Monday, June 11, 2007

Solid State Society


Whoa! When did this happen? I was cruising past the SciFi channel tonight and spotted an ad for the anime movie Ghost in the Shell: Solid State Society. Apparently, SciFi now has something called Ani-Monday. I watch SciFi somewhat irregularly (mostly for Battlestar Galactica, Doctor Who and sometimes Enterprise) but I haven't seen anything about this.

Ghost in the Shell: Solid State Society is a stand-alone movie that builds from the series Ghost in the Shell: Stand Alone Complex, which derives from the theatrical film Ghost in the Shell. The original GitS was a serious meditation about the line between man and machine when technology has blurred things to the point where fully cyborged humans are now possible. If a consciousness arises in their future Internet and claims sentience, who is to say it isn't human? The style of the animation and film was very much Blade Runner crossed with a touch of William Gibson's Neuromancer. It's as cyberpunk as cinema gets.

The Stand Alone Complex series shifted in nature to become a kind of police procedural with strong political thriller overtones. The focus is on the work of Section 9, a high-tech SWAT force for high-tech crimes, led by the hero of the film, Major Motoko Kusanagi, a fully cyborged "human." Only her brain remains from her former body.

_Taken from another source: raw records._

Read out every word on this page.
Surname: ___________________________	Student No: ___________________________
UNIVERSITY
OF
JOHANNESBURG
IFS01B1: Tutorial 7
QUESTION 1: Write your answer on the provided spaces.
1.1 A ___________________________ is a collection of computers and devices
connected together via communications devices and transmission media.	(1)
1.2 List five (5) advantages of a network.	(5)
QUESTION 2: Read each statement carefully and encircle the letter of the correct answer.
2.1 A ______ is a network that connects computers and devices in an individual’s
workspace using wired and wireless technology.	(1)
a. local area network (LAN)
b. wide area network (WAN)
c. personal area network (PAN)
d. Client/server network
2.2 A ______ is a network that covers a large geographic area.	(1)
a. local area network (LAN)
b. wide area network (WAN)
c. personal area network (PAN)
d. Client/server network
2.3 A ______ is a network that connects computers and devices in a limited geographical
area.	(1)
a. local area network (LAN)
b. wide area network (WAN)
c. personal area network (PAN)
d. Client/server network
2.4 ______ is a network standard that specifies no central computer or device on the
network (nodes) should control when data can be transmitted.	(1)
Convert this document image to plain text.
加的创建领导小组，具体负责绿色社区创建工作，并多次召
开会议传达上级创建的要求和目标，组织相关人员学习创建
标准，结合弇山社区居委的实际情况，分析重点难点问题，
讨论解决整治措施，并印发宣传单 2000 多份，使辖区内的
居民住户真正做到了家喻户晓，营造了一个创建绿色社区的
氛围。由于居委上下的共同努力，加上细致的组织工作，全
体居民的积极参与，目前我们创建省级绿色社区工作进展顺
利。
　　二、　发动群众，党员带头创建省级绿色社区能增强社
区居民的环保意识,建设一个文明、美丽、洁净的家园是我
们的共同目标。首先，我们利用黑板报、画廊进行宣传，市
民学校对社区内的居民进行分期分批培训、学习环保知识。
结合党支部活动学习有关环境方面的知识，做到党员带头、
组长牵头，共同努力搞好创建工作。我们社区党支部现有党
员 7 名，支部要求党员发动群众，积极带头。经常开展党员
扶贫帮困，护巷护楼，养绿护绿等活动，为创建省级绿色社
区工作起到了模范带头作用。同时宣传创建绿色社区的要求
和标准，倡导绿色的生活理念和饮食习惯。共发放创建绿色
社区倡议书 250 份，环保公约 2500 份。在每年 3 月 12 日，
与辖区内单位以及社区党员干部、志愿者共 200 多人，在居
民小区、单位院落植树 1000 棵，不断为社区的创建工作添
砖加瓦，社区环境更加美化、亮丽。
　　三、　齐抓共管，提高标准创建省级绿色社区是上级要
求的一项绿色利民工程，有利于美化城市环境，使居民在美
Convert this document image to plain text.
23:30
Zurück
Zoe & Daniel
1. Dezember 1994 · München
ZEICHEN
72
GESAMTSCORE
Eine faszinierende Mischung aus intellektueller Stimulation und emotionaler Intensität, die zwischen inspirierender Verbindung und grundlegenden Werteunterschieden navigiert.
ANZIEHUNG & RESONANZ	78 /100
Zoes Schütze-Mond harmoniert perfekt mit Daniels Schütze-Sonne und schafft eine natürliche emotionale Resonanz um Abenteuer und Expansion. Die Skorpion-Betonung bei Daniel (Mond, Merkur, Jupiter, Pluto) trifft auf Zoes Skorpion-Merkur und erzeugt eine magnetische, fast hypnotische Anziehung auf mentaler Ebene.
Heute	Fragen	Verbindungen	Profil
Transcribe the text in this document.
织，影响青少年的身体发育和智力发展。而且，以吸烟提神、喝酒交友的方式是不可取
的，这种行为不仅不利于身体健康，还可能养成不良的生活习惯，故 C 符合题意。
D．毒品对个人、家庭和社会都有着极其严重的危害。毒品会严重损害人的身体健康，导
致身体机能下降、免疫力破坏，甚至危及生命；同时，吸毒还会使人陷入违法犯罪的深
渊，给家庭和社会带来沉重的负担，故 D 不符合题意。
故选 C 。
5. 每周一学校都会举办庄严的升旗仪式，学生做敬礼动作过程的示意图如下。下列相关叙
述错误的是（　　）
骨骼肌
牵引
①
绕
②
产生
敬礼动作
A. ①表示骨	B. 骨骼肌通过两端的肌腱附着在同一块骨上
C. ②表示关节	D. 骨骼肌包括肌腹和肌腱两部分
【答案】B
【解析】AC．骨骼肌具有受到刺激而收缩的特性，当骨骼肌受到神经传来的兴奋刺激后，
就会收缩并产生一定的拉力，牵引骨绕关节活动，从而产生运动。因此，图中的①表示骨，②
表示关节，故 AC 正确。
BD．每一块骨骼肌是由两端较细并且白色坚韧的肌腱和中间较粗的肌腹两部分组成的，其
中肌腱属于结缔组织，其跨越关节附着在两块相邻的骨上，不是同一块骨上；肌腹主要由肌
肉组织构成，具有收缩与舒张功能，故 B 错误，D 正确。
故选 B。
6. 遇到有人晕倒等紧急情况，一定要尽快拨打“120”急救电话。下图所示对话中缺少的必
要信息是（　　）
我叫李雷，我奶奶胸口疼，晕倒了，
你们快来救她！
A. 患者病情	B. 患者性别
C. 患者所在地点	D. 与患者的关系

The series delved deep into this world of the near future, very dystopian and still unequal. People with money or connections can get fully wired into a 'Net that interfaces directly with the optic and auditory systems, a 'Net that is to today's Internet as ours is to a telegraph system.

Political intrigues and strange new crimes are the subject of the show, and it's pretty darn good. It's not at all for kids -- Adult Swim was showing it after midnight. Blood and gruesome, sudden death were common, but the exploration of the political and power structures of this strange new world would bore the pants off most kids.

And now I get to watch the last of the series: Solid State Society! Thank you SciFi!